Higher education has become necessary to the newer generations' success in the American workforce, but how attainable is such an education?


Senior year of high school is the most stressful year of my life so far. This is the first year in which I’m facing the unknown of the future face-on. The impending intensity of higher education is right around the corner, and I have mixed feelings of dread and excitement. There is so much to look forward to:  new friends, independence from parents, and academic success. However, there is a major downside to higher education–college tuition.

The cost of public university in America averages out to $26,120 per year. Let me repeat: twenty-six thousand, one hundred and twenty dollars. I’m a seventeen-year-old who works full time to overtime in the summers, as well as working part-time during the week. Still, I don’t have the money to pay for an education to attain a degree on my own. The U.S. student loan debt clock is live and currently reporting at $1,584,451,999,902 as of 1:34 PM on March 11th, 2019. The fact that this debt crisis is not being addressed in proportionality to the conflict is completely outrageous. Higher education should not cost this much.

Financial aid is not as accessible as it should be. In every single financial aid form I have filled out, I was required to share information about my household income (how much money my parents make annually). The truth is my parents, along with the parents of most of the students I know who plan to go to college, are not paying for the entire four years. Most of the cost of my education falls on my shoulders, which is going to be a very difficult thing to deal with for the next twenty years. My mother and father have a Ph.D. and an MBA, respectively. They have both been out of grad school since 2005 and are still paying off their debt. This is absolutely ridiculous, especially because not every student will make enough money to pay off the hundreds to thousands of dollars of student debt in the years following graduation.

The fact that this debt crisis is not being addressed in proportionality to the conflict is completely outrageous. Higher education should not cost this much.”

In a recent visit to a North Carolina State University event, enrolled college students were asked by admitted students about the dreaded question: graduation. While at the event, a prospective student inquired about the four-year graduation rate, to which the response was to expect taking five years to graduate. I was shocked because an additional year of college means spending an additional estimated $25,000 just to achieve a bachelor’s degree.

There are many reasons why people take too long to graduate, such as the normalization of transferring between schools during undergrad. “A third of students transfer at one point in their college careers. Nearly 40 percent of them get no credit for any of the courses they have completed and lose 27 credits on average — or about a year of school, according to a 2014 federal study.” Transferring majors also consumes time and money, especially depending on the commitment of the major. A public flagship university will have an average of 36 percent of their seniors graduate within four years, and the remaining 64 percent graduate in six years.
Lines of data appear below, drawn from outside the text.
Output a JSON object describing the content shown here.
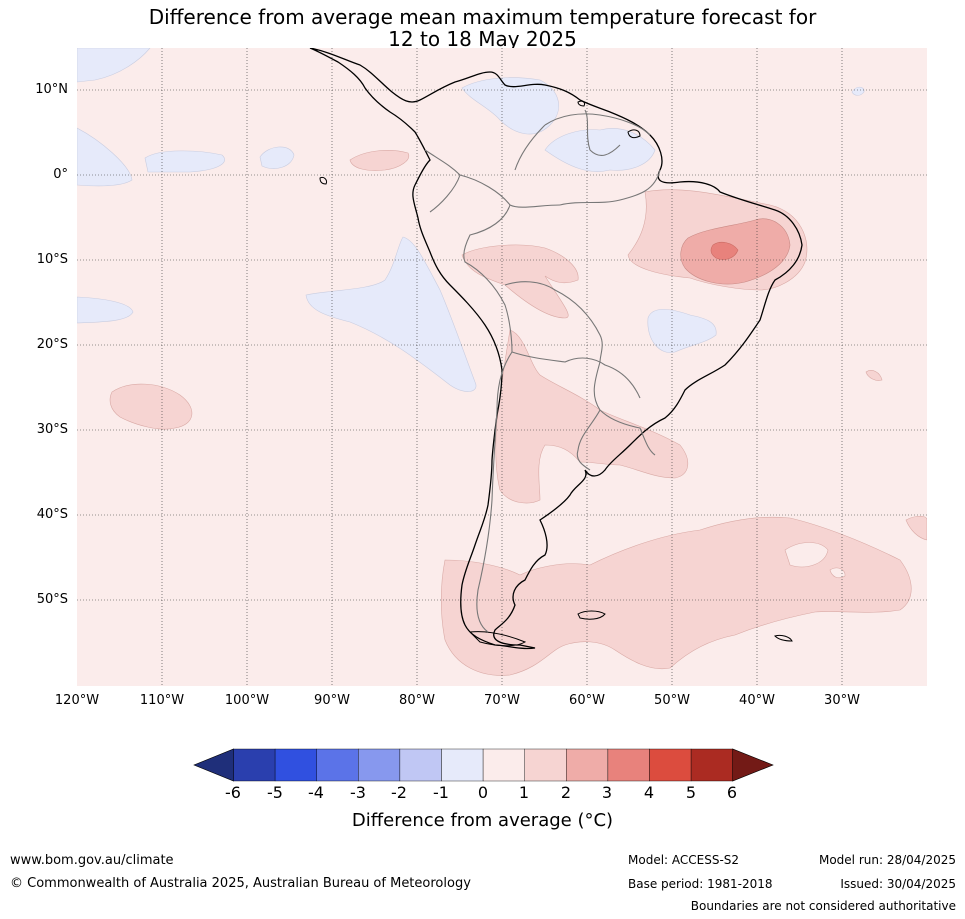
{
  "title": {
    "line1": "Difference from average mean maximum temperature forecast for",
    "line2": "12 to 18 May 2025"
  },
  "map": {
    "region": "South America",
    "lat_labels": [
      "10°N",
      "0°",
      "10°S",
      "20°S",
      "30°S",
      "40°S",
      "50°S"
    ],
    "lon_labels": [
      "120°W",
      "110°W",
      "100°W",
      "90°W",
      "80°W",
      "70°W",
      "60°W",
      "50°W",
      "40°W",
      "30°W"
    ],
    "background_category": "0 to 1",
    "background_color": "#fbeceb",
    "anomaly_regions": [
      {
        "area": "eastern Brazil (Bahia/Piauí)",
        "range": "1 to 2"
      },
      {
        "area": "eastern Brazil core",
        "range": "2 to 3"
      },
      {
        "area": "eastern Brazil peak",
        "range": "3 to 4"
      },
      {
        "area": "Bolivia/western Brazil",
        "range": "1 to 2"
      },
      {
        "area": "northern Argentina & Paraguay",
        "range": "1 to 2"
      },
      {
        "area": "Patagonia & South Atlantic",
        "range": "1 to 2"
      },
      {
        "area": "Pacific off Peru",
        "range": "-1 to 0"
      },
      {
        "area": "Venezuela / Guianas",
        "range": "-1 to 0"
      },
      {
        "area": "south-eastern Brazil",
        "range": "-1 to 0"
      }
    ]
  },
  "colorbar": {
    "ticks": [
      "-6",
      "-5",
      "-4",
      "-3",
      "-2",
      "-1",
      "0",
      "1",
      "2",
      "3",
      "4",
      "5",
      "6"
    ],
    "low_extend_color": "#1f2f7a",
    "high_extend_color": "#731a16",
    "colors": [
      "#2a3fae",
      "#3050e0",
      "#5b73e8",
      "#8798ee",
      "#c0c7f4",
      "#e6eafa",
      "#fbeceb",
      "#f6d4d2",
      "#efaca8",
      "#e8827c",
      "#dc4c3e",
      "#ab2b22"
    ],
    "label": "Difference from average (°C)"
  },
  "footer": {
    "website": "www.bom.gov.au/climate",
    "copyright": "© Commonwealth of Australia 2025, Australian Bureau of Meteorology",
    "model": "Model: ACCESS-S2",
    "base_period": "Base period: 1981-2018",
    "model_run": "Model run: 28/04/2025",
    "issued": "Issued: 30/04/2025",
    "disclaimer": "Boundaries are not considered authoritative"
  }
}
These terrifying statistics are not welcoming to the graduating high school senior, but they’re warning factors to help make decisions that will affect financial and mental stability in years to come.

Consult and converse with your counselors and academic advisers, visit schools multiple times before making the decision to go so that you can avoid the potential dilemma of transferring, and prioritize the classes you need to graduate over the ones that just look fun.

Twenty years from now, you’ll be thankful for the clever financial and academic choices you make, even if they’re hard to settle with.